Table 1. Comparison of classification performance on different methods (%).
Fig. 2.
figure 2

Results of different methods and modalities. The upper half is the ROC curve for different classification tasks, the under is the Acc bar chart results of the different classification.

Then, we compare the proposed multimodal classification algorithm by SBi-RNN to other multimodal methods. One combination method is the direct concatenation, which is the baseline method. The combination method via the average between two modal features can enhance the multi-modal representation. We use the fisher vector (FV) to encode the feature and use support victor machine (SVM) as classifier, which can get advanced semantic information from two modalities [13].

Also, we use the RNN, Bi-RNN and SBi-RNN for encoding and classification. The results are shown in Table 1 and Fig. 2. From these results, the Full Connection performs better than each individual modality. The results also show that in our model, the MRI can have better results compared with the PET. Experiments show that our proposed method can get better result than other methods.

Finally, we compare the performance of the proposed method with other multimodal methods, and the result is shown in Table 2. We find that our method can get better results than the existing methods especially [8], which uses 2D CNN to extract advanced semantic information from joint feature maps. The reason is that the SBi-RNN with progressive scans is more effective than direct convolution using 2D convolution kernels to identify the informative features.

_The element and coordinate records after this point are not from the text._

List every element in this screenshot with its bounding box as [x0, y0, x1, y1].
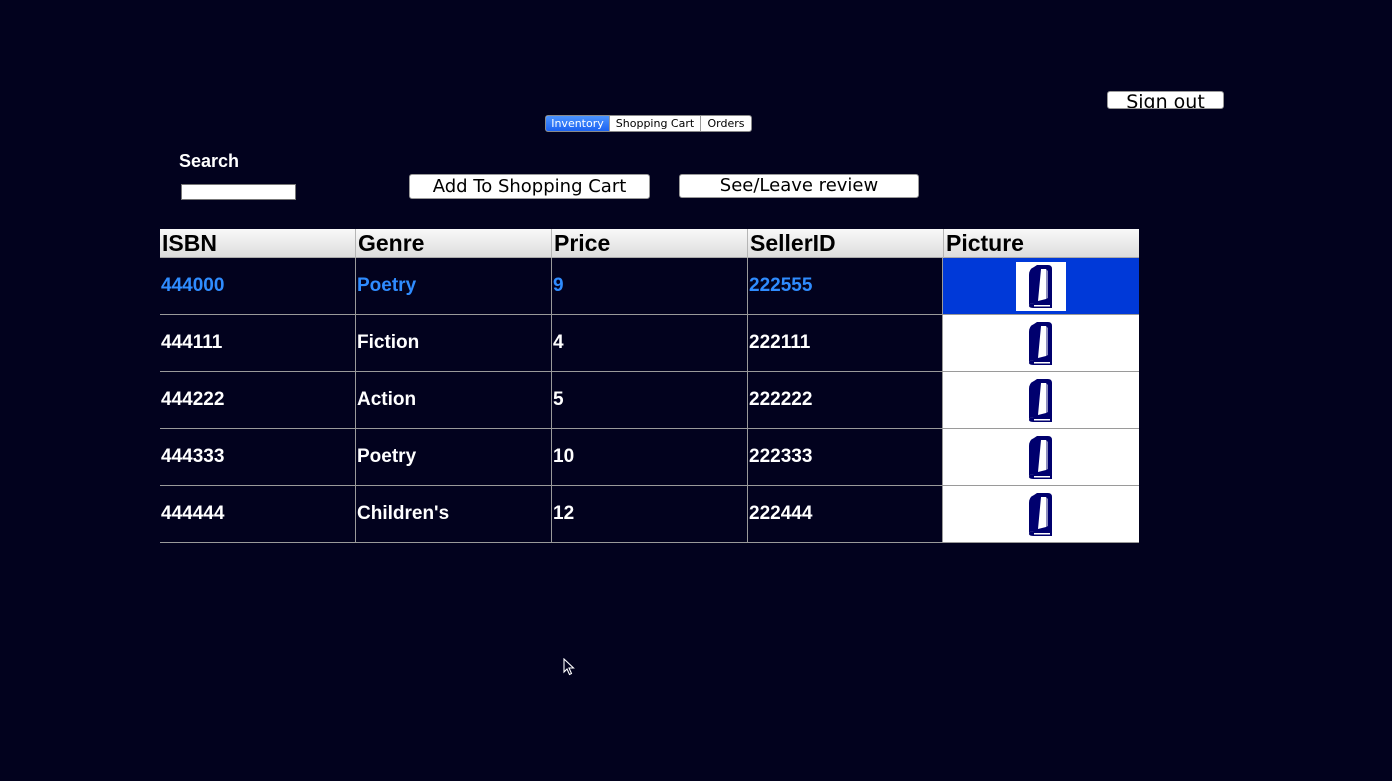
book-picture: [1016, 319, 1066, 368]
cell-picture: [942, 486, 1139, 543]
cell-genre: Action: [356, 372, 552, 429]
tab-bar: Inventory Shopping Cart Orders: [545, 115, 752, 132]
cell-price: 9: [552, 258, 748, 315]
cell-isbn: 444444: [160, 486, 356, 543]
cell-sellerid: 222444: [748, 486, 944, 543]
book-picture: [1016, 376, 1066, 425]
cell-picture: [942, 258, 1139, 315]
cell-genre: Children's: [356, 486, 552, 543]
cell-picture: [942, 429, 1139, 486]
cell-sellerid: 222555: [748, 258, 944, 315]
book-picture: [1016, 261, 1066, 311]
book-picture: [1016, 490, 1066, 539]
table-row[interactable]: 444444 Children's 12 222444: [160, 486, 1139, 543]
cell-genre: Fiction: [356, 315, 552, 372]
column-header-isbn[interactable]: ISBN: [160, 229, 356, 258]
table-row[interactable]: 444111 Fiction 4 222111: [160, 315, 1139, 372]
cell-sellerid: 222333: [748, 429, 944, 486]
table-header: ISBN Genre Price SellerID Picture: [160, 229, 1139, 258]
tab-shopping-cart[interactable]: Shopping Cart: [610, 116, 701, 131]
book-icon: [1029, 493, 1052, 536]
cell-isbn: 444333: [160, 429, 356, 486]
cell-sellerid: 222111: [748, 315, 944, 372]
cell-price: 5: [552, 372, 748, 429]
cell-picture: [942, 315, 1139, 372]
cell-picture: [942, 372, 1139, 429]
search-input[interactable]: [181, 184, 296, 200]
cell-isbn: 444111: [160, 315, 356, 372]
cell-price: 10: [552, 429, 748, 486]
column-header-price[interactable]: Price: [552, 229, 748, 258]
add-to-shopping-cart-button[interactable]: Add To Shopping Cart: [409, 174, 650, 199]
see-leave-review-button[interactable]: See/Leave review: [679, 174, 919, 198]
cell-price: 4: [552, 315, 748, 372]
table-row[interactable]: 444333 Poetry 10 222333: [160, 429, 1139, 486]
cell-sellerid: 222222: [748, 372, 944, 429]
tab-orders[interactable]: Orders: [701, 116, 751, 131]
cell-isbn: 444222: [160, 372, 356, 429]
cell-isbn: 444000: [160, 258, 356, 315]
tab-inventory[interactable]: Inventory: [546, 116, 610, 131]
book-icon: [1029, 322, 1052, 365]
sign-out-button[interactable]: Sign out: [1107, 91, 1224, 109]
column-header-picture[interactable]: Picture: [944, 229, 1139, 258]
book-icon: [1029, 436, 1052, 479]
book-icon: [1029, 265, 1052, 308]
book-picture: [1016, 433, 1066, 482]
book-icon: [1029, 379, 1052, 422]
table-row[interactable]: 444222 Action 5 222222: [160, 372, 1139, 429]
search-label: Search: [179, 151, 240, 171]
cell-genre: Poetry: [356, 258, 552, 315]
inventory-table: ISBN Genre Price SellerID Picture 444000…: [160, 229, 1140, 546]
cell-price: 12: [552, 486, 748, 543]
cell-genre: Poetry: [356, 429, 552, 486]
column-header-sellerid[interactable]: SellerID: [748, 229, 944, 258]
table-row[interactable]: 444000 Poetry 9 222555: [160, 258, 1139, 315]
column-header-genre[interactable]: Genre: [356, 229, 552, 258]
mouse-cursor-icon: [563, 658, 575, 676]
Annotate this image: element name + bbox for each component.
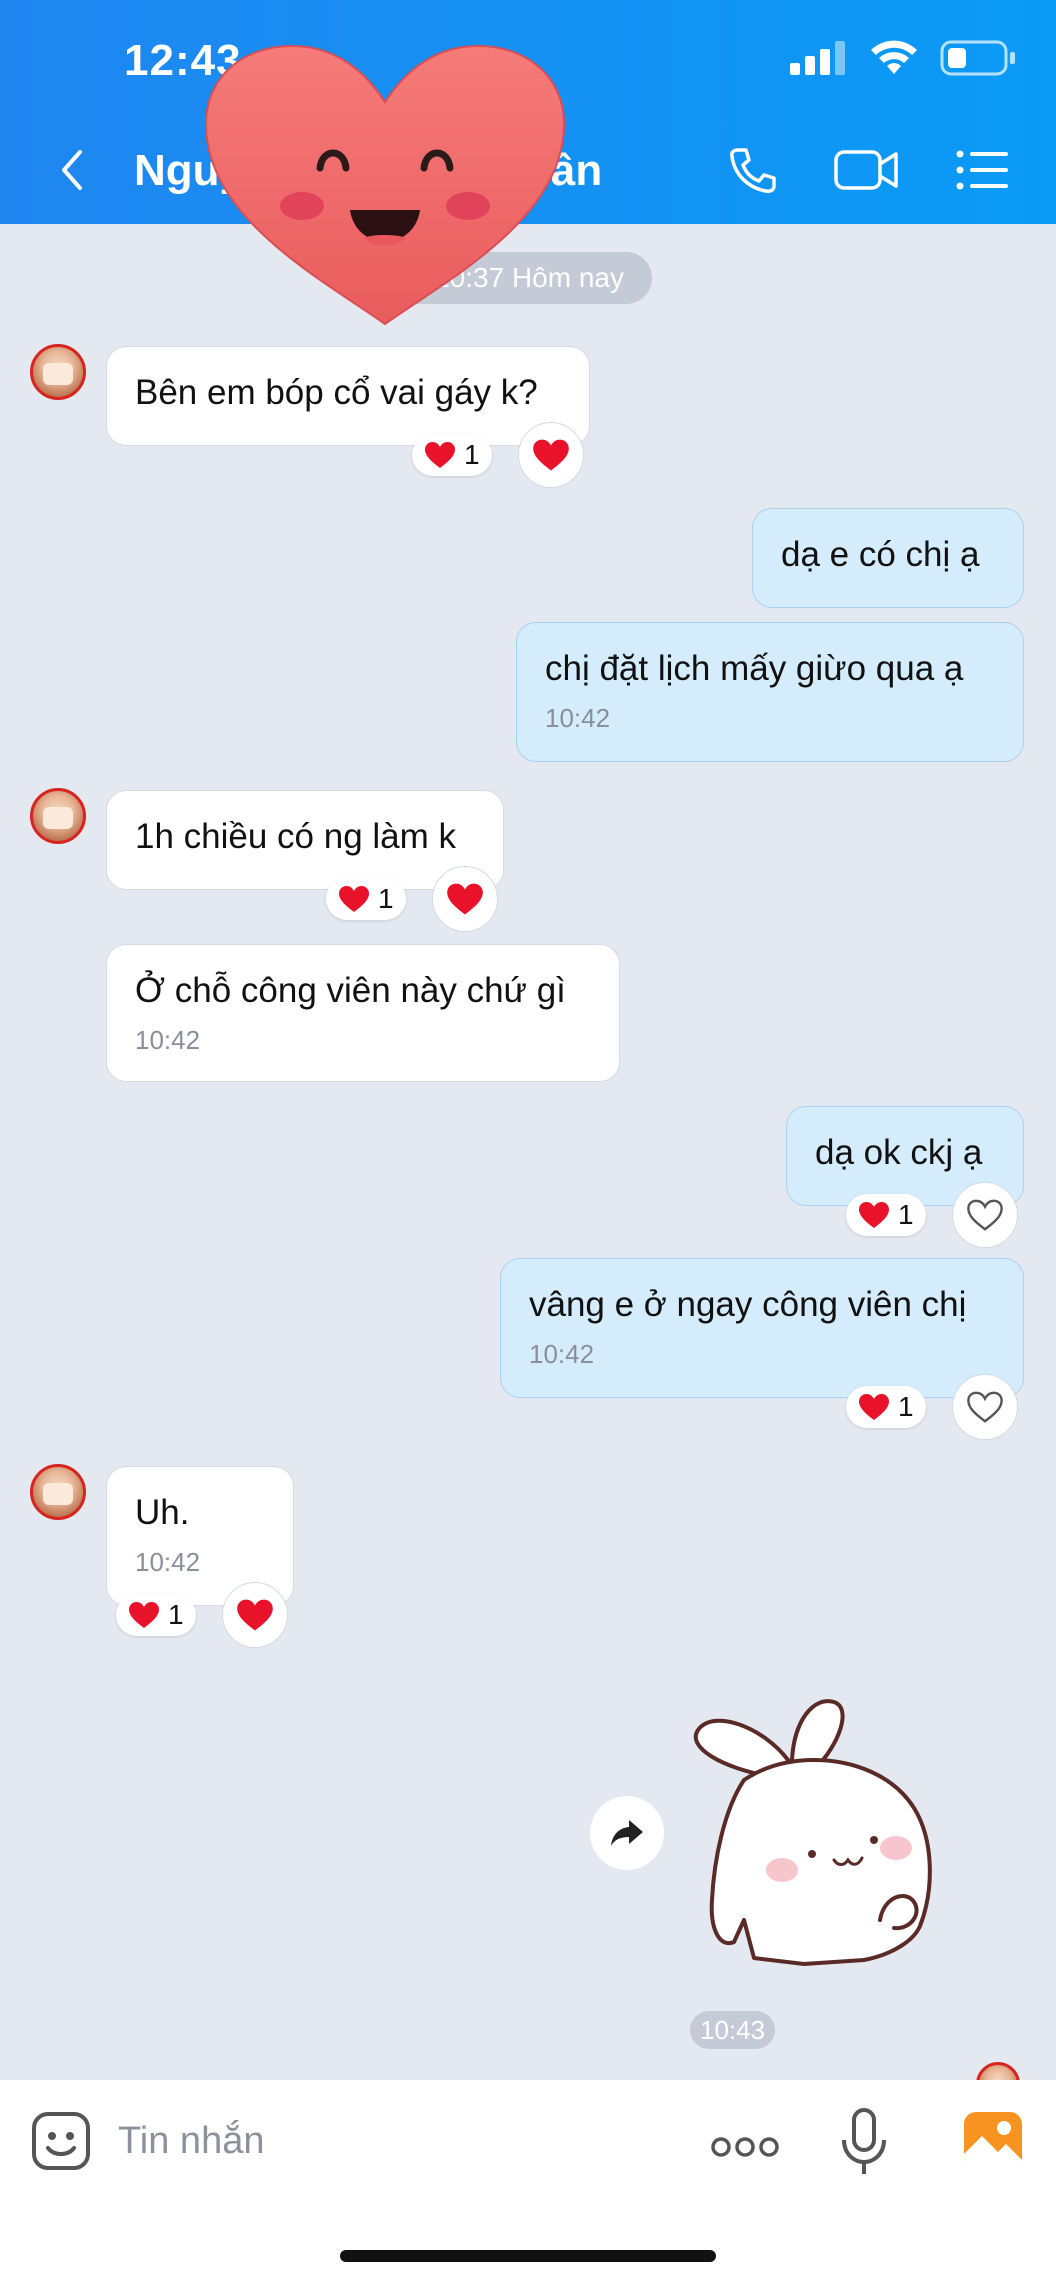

Table 2. Algorithm comparison of the classification performance (%).

4 Conclusion

In this paper, we propose a new hybrid framework for AD diagnosis based on 3D CNN and SBi-RNN. We get deep features via 3D-CNN from MRI and PET images and exploit Bi-RNN to obtain discriminative features. The focus of this paper is to explore obtaining the joint information after CNN feature extractions, which can be retrained to be more useful. The simple FC layer completely ignores 2D feature information. Our proposed method outperforms the related algorithm and achieves good results on the public ADNI dataset. In future, we will focus on improving the diagnostic performance for early MCI with more advanced deep learning techniques such as convolutional RNN.